Not unexpectedly, this 4-wheel-drive system was designed by Ferguson. (There’s an irony in this, because Harry Ferguson Research, which developed the self-locking differentials, was established by Ferguson with a reputed £3million he won from Henry Ford in a lawsuit over tractors.) The engine is placed longitudinally behind the cockpit and ahead of the rear wheels. The Cosworth is canted 23 degrees to the right and faces back-to-front. turning through the clutch and a reduction gear to a short driveshaft that goes forward to the 5-speed gearbox with its Hewland innards. That reduction gear can be quickly changed to alter the overall gearing of the Ford. Forward of the transmission is the center differential that splits the power to the front or rear wheels. A dog-clutch arrangement allows the engaging or disengaging of power to the front wheels. At each set of wheels is another self-locking differential.

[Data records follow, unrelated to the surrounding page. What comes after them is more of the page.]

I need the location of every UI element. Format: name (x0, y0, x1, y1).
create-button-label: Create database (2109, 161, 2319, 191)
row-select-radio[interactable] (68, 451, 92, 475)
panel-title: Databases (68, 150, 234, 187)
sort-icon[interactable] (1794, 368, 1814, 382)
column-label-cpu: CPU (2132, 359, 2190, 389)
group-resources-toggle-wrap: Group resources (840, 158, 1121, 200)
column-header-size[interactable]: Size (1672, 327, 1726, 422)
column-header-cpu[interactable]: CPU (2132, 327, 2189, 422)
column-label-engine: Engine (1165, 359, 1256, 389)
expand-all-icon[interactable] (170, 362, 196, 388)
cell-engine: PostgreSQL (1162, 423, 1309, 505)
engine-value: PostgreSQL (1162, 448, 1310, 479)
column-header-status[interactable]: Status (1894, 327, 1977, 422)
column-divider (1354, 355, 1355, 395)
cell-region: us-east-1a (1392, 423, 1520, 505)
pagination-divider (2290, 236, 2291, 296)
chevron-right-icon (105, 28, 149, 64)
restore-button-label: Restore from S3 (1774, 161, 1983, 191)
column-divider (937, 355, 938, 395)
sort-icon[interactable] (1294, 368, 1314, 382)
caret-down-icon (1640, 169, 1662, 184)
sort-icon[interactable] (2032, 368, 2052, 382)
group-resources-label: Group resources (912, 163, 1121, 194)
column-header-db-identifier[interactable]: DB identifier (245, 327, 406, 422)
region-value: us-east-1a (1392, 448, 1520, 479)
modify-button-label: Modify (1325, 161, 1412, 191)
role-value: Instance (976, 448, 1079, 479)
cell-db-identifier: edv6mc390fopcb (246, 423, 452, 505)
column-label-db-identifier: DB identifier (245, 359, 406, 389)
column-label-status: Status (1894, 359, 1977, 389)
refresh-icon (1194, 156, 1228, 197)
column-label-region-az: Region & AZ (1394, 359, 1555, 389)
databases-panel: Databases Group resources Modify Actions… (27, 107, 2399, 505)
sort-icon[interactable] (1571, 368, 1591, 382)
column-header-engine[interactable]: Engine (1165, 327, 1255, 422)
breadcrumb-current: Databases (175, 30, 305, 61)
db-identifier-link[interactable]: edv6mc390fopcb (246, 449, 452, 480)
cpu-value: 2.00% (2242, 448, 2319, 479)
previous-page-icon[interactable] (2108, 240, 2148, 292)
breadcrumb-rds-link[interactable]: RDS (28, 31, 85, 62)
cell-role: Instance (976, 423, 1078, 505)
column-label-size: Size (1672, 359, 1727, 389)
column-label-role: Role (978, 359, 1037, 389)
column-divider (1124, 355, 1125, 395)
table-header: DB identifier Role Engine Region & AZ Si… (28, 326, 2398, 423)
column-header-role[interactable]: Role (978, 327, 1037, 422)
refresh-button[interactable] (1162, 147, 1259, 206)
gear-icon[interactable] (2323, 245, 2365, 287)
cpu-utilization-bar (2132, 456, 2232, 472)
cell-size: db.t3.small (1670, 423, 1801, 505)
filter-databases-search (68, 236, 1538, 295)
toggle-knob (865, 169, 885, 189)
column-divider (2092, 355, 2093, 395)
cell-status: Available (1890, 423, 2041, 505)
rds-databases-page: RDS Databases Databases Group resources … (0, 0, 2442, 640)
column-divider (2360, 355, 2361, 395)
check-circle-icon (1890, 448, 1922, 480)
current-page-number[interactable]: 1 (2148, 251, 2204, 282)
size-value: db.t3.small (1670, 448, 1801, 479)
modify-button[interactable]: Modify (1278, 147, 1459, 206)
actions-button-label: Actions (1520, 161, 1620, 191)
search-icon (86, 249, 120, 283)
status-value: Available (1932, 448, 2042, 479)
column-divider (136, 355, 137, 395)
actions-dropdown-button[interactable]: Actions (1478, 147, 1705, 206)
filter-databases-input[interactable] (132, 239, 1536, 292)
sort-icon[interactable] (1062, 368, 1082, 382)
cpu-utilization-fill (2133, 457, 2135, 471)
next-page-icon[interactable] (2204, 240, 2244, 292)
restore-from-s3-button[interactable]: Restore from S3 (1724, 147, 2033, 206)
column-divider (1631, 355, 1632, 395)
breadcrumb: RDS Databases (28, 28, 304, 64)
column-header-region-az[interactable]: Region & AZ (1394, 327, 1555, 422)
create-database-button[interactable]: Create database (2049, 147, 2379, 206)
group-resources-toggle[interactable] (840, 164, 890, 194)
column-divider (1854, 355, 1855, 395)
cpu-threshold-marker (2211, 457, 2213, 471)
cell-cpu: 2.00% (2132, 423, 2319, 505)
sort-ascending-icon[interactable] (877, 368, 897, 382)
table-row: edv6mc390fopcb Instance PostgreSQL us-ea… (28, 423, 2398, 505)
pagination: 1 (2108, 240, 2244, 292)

All this is hidden, o f course, by the rounded, stubby bodywork, all of which will be finished in Diamond White. It's a very compact design, inside and out, and there’s no unneeded overhang. This same efficiency carries over in the car's interior. While the other homologation specials look like spiffed-up competition cars inside, the RS200 has the appearance of a more normal production automobile. The molded seats, with their high sides and shoulder wings, certainly look the part. It's easy to see how the symmetrical dash can be built for either right- or left-hand drive. Naturally, instrumentation is complete, while the competition nature of the car is underlined at the bottom of the center console by the row of large toggle switches. You’ll find neither cigarette lighter nor radio, though there’s space for the latter. You will find a few production Ford parts such as the heater controls, just as Ford has used the Sierra (Merkur) steering column and rack, windshield and part of the doors. The area in the nose normally used for the spare tire can be changed to a fiberglass removable baggage compartment, for which there’s optional soft luggage.
Incidentally, all this is not being put together in any Ford factory. Tickford did the production engineering and Reliant is handling the assembly, with some Ford men involved. And there are three different types of RS200s. Of the 200 needed to qualify for homologation, most will be normal (!) production cars. It is possible, however, to buy a version setup for club rallying. This option means a rally suspension with different shocks and springs plus firmer engine mounts, because noise and vibration isolation won’t be critical in competition. (There’s another half-step up with an engine that produces 300-plus bhp for England’s many national rallies.) Beyond the 200 are the 20 evolution models, which are the pure rally cars Ford will use for competition.
I had the chance to drive both street and club rally versions of the RS200 at Boreham. It was a dark, wet, gray Saturday with other test vehicles on the track, so it wasn’t a day to get overly enthusiastic. The lasting impression was the way you could feel the front drive. In a Quattro, you’re very aware of the front weight bias, while the RS200 has a much more balanced feel. Coming out of one particularly tight corner, you can sense the back end trying to work its way to the outside, while the drive at the front wheels is pulling its end out to stay ahead of the back. This is a very nice sensation, making it easy to understand the enormous spin a test driver reportedly suffered in the early development stages of the car when he inadvertently switched from 4wd to 2wd between corners. Ford’s numbers put 0-60 mph in the street version at less than 5 seconds, with a top speed of 142 mph. I don’t know about you. but that’s certainly enough for me.